Dans le dédale où elle nous invite à la suivre, elle n’hésite pas à passer du français à l’anglais et à l’arabe, parfois dans une même chanson. Sa voix voilée et caressante est le fil conducteur de ces montagnes russes musicales, une voix dont elle a encore étalé les registres depuis ses débuts.
Le son est à la fois électronique et organique avec de brèves échappées presque expérimentales. Elle a voulu dans cet album réagir au chaos du monde tel qu’elle le voit et telle que peut le vivre une jeune femme riche d’une double culture.
Ne plus faire profil bas
Freestyle où elle évoque les contrôles au faciès se déroule sur une mélodie lancinante à la rythmique aquatique où elle laisse tomber une voix lascive.
Freddie Gray, avance sa mélopée fragile en hommage au jeune noir dont la mort sous les balles de la police est à l’origine des émeutes de Baltimore. Mon cœur est aussi noir que ma peau chante-t-elle comme un doux gospel d’espoir pour ne jamais plus devoir faire profil bas.

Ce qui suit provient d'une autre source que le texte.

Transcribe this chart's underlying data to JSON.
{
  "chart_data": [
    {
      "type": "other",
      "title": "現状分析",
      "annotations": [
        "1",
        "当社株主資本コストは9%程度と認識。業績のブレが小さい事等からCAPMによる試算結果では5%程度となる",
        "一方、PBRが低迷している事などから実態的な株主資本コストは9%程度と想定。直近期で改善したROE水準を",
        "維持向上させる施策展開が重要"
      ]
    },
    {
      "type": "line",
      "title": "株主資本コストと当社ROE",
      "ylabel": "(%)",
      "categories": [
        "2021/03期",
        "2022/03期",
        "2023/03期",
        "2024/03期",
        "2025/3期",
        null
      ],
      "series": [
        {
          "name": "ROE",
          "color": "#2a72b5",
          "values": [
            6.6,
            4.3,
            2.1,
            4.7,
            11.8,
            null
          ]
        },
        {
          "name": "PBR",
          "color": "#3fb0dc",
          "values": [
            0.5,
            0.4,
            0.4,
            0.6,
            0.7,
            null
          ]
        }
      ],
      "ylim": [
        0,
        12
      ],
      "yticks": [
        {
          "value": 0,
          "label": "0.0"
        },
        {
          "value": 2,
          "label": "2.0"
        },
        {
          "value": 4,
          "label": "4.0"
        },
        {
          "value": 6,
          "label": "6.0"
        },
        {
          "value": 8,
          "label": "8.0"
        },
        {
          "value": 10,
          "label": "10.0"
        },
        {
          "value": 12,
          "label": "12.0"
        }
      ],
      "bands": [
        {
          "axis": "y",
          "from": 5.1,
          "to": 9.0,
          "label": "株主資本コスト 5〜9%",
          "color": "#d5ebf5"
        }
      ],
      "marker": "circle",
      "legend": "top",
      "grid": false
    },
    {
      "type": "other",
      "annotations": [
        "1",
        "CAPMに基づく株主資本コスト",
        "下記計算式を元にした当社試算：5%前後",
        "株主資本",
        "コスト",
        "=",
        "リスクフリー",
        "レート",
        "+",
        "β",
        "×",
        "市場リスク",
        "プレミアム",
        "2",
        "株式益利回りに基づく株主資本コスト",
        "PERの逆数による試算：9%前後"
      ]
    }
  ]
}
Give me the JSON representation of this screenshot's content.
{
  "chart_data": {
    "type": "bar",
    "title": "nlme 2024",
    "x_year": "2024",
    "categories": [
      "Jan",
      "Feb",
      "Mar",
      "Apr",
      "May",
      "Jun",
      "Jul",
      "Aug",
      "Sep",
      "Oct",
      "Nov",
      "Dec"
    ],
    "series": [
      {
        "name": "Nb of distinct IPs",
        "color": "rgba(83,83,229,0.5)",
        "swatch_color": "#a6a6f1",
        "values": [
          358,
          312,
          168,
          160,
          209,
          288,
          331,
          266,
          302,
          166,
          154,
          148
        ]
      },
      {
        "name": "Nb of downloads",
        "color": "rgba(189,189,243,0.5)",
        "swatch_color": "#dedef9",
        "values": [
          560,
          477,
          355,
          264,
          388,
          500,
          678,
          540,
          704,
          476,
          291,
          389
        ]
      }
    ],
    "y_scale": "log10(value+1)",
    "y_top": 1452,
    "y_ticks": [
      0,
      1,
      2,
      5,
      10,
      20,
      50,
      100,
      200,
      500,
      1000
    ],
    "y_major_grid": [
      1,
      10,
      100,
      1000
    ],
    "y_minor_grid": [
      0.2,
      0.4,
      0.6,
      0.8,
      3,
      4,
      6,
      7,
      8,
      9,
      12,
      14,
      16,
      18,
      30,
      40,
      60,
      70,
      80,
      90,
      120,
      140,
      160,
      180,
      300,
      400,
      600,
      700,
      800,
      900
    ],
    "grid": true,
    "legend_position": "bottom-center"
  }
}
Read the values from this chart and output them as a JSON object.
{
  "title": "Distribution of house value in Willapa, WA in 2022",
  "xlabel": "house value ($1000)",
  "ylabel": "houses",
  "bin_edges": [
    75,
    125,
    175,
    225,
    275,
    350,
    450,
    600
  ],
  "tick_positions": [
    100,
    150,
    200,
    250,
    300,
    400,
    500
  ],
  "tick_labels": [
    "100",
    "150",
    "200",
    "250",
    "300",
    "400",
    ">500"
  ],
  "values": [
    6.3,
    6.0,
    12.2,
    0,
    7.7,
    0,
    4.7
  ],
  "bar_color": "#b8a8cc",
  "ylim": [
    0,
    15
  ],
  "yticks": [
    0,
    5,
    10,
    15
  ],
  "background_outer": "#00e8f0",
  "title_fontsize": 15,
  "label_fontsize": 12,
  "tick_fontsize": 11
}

Après le single Gangster placé au centre du labyrinthe, le disque s’écoute comme un long voyage aux parfums d’Afrique avec l’ensoleillé et nonchalant A girl like me, s’enveloppe du trip hop arabisant de Empire se suspend dans la mystique de Inch Allah avant de se laisser bercer par les guitares empruntées au blues malien de Ena, et se termine par Ignore et Pas ton temps avec leur rythmique tourbillonnante de transe où s’entendent des échos des youyous féminins et de la musique gnawa.
Alors je dis j’ai pas trente ans chante t-elle avant de conclure un album atypique d’une jeune artiste qui refuse de se laisser formater et qui ne refera pas deux fois la même chose. Raison de plus de l’écouter maintenant.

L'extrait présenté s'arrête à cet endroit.